The best option is to discuss this with the estate agent when you appoint them, so that you are aware of their expectations for each viewing, and they will be able to work around you if you have to be present in the home. Whether you are present or not, you should still take care not to be too messy and tidy up as much as possible prior to the viewing appointment, so that good impressions are maintained.
Our fixed fees and the 'No Completion, No Fee' guarantee alongside our results-focused solicitors mean that Homeward Legal is your best choice for the conveyancing. Find out more on 0800 038 6699.
When is it appropriate to arrange a conveyancing solicitor to act on our sale?
With a firm offering a 'no move, no fee' conveyancing quote, instructing as early as possible is better.

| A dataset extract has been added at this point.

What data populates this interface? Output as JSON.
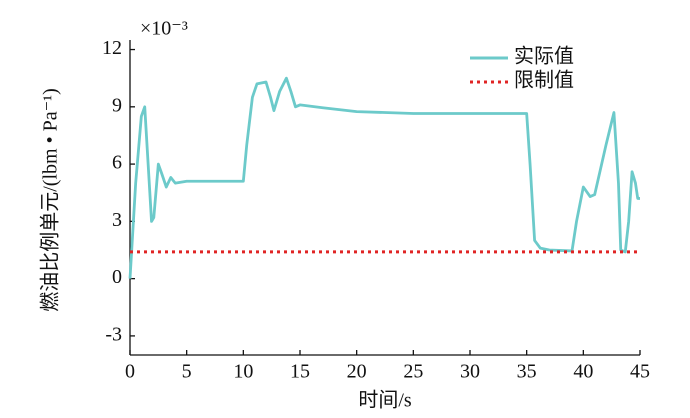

The legal work can then commence very early in the process. Early instruction of a conveyancing solicitor can reduce the likelihood of your transaction aborting.
I am buying a £321000 property in Abergele, how is Stamp Duty Land Tax calculated?
The Stamp Duty you pay is calculated based on the home's price. It is £9630 on a £321000 house in Abergele.
What are searches, and how do they differ from a survey?
Searches are a set of enquiries carried out by your surveyor to various authorities such as the local council, HM Land Registry, etc., and focuses on the impact of the local area on your potential enjoyment of living at the property, while a survey (a HomeBuyer Report or Building Survey) is focused on the structural integrity of the home and its permanent outbuildings and constructions.
While each may throw up similar issues (such as missing planning consents or boundary issues), they are very different and achieve very different purposes.
Our solicitors at Homeward Legal are willing and happy to explain anything you don't understand in the conveyancing, because you need to know what you're getting for our competitively-priced fixed fee. Call our team on 0800 038 6699.
How long on average should I expect it to take my assigned conveyancer to get through all of the conveyancing work for an apartment in a property we are intending to buy in Abergele?
Getting contracts exchanged can take anywhere from around a month and 3 months depending on a number of factors e.g. the speed of the sellers solicitor, or the length of the chain. Homeward Legal's property solicitors in Abergele are very focused on communication completing the process as soon as realistically possible.
What will the Abergele conveyancing solicitor do when the home we am buying is inside the boundary of a conservation area and has unlawful roof aerials fitted?
The local authority searches conducted by the solicitor during the conveyancing process should identify if the property is in a conservation area and any evidence of authorisation for additions to the property will be requested.
What steps can I take to circumvent paying out for stamp duty in Abergele?
SDLT usually must be paid for property purchases over 125,000 pounds. Stamp duty avoidance is not advised, as such schemes are costly and HMRC may challenge a scheme up to six years later.